The Court of Appeals held that the physician-patient privilege did not bar the plaintiff's treating physician from testifying as a defense expert and that Dr. Duenhoelter's testimony did not violate the rule against ex parte contacts in Loudon. Carson v. Fine, 67 Wash. App. 457, 462, 836 P.2d 223 (1992). The court noted that plaintiff had specifically waived any privilege and had permitted ex parte contacts by entering into the agreed order. Carson, at 462. The Court of Appeals also explained that the fact that the defense already had an expert to testify regarding standard of care did not mean that Dr. Duenhoelter's testimony was needlessly cumulative. The court noted, moreover, that the admission of cumulative evidence is not prejudicial error. Carson, at 462-63.

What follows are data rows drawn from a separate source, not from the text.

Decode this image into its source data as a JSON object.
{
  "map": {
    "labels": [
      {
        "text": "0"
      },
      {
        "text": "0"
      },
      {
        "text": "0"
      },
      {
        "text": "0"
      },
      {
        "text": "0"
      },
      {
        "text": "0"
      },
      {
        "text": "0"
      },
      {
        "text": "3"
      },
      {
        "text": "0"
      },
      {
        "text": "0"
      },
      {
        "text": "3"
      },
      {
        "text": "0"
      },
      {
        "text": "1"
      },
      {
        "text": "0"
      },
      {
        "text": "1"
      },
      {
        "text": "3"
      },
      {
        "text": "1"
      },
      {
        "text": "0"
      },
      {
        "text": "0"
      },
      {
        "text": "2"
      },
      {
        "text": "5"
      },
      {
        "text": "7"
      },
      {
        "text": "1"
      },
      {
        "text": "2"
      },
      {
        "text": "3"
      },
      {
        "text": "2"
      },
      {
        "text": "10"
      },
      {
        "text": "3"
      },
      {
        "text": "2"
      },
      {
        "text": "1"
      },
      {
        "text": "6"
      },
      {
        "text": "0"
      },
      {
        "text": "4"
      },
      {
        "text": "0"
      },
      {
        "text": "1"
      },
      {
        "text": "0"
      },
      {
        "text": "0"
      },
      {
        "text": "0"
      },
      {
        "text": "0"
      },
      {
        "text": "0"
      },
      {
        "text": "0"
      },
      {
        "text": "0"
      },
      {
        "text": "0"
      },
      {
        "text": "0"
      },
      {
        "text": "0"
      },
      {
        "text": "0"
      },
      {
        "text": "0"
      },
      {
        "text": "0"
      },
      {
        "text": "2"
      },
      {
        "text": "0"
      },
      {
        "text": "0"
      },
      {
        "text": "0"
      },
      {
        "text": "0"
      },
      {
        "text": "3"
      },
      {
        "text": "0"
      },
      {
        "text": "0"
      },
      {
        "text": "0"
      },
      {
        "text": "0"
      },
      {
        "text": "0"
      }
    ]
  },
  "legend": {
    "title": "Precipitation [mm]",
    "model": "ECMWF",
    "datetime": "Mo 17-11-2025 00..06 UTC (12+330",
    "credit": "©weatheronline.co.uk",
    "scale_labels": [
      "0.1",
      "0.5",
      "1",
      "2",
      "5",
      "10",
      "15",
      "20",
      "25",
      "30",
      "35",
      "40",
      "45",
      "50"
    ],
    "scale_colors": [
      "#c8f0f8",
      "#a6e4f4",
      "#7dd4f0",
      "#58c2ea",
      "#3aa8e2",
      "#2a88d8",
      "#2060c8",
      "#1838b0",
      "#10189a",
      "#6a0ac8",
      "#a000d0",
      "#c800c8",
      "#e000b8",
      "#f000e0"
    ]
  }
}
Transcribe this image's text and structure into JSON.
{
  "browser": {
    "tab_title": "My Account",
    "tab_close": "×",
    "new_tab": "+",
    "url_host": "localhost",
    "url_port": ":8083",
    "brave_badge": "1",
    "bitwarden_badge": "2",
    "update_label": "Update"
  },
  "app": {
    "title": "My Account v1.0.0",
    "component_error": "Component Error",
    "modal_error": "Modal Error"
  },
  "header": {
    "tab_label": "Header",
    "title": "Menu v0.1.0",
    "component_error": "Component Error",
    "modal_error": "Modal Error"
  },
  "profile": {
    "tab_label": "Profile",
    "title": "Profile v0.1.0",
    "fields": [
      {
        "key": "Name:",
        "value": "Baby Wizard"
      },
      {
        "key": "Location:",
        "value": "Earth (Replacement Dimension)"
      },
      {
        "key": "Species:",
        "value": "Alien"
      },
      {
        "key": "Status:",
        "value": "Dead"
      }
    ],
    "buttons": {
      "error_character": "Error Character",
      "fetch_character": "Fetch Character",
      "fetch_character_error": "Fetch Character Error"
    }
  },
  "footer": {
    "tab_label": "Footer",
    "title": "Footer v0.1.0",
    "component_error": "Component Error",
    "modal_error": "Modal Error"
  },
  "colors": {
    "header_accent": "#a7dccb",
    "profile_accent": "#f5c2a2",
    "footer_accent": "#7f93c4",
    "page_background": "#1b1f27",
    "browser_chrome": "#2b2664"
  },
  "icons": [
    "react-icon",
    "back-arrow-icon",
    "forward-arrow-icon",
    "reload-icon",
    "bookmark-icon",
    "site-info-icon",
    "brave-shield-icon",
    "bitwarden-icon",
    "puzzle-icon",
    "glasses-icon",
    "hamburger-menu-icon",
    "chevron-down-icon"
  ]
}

Nevertheless, the Court of Appeals reversed. It held that, under ER 403, the nature of the treating physician's defense testimony required the court to weigh the probative value of such testimony against the danger of unfair prejudice on the record for purposes of appellate review. Carson, at 467. The court set forth six factors that the trial court should have considered before allowing the plaintiff's treating physician to testify on behalf of the defense. Carson, at 466. Since the trial court had failed to evaluate these factors on the record, the Court of Appeals lacked the basis to review whether the evidence had been properly admitted. Thus, the Court of Appeals reversed and remanded so that the trial court could consider the six factors it proposed before admitting Dr. Duenhoelter's testimony. Carson, at 468. The defendant then sought review of the Court of Appeals' opinion, which this court granted.


Analysis


I


In her petition for review, the defendant argues that the plaintiff waived the physician-client privilege when she filed an action for malpractice. She alleges that the Court of Appeals then effectively reinstated the privilege by creating an insurmountable burden for the defense to overcome in order to present the adverse testimony of a treating physician. In response, the plaintiff contends that while she may have waived the physician-patient privilege with regard to any factual evidence of her medical condition, her waiver did not extend to adverse opinion evidence offered by one of her treating physicians. In evaluating these arguments it is first necessary to determine the purpose and scope of Washington's physician-patient privilege.


This privilege is set forth in RCW 5.60.060(4), and prohibits examining a physician in a civil action as to any information acquired in attending a patient without his or her consent. The privilege is a creature of statute, and thus is a procedural safeguard and not a rule of substantive or constitutional law. Department of Social & Health Servs. v.


Latta, 92 Wash. 2d 812, 819, 601 P.2d 520 (1979); State v. Boehme, 71 Wash. 2d 621, 634, 430 P.2d 527 (1967), cert. denied, 390 U.S. 1013, 20 L. Ed. 2d 164, 88 S. Ct. 1259 (1968). At common law, no testimonial privilege existed for communications or information exchanged between patient and physician. Latta, at 819; Boehme, at 634.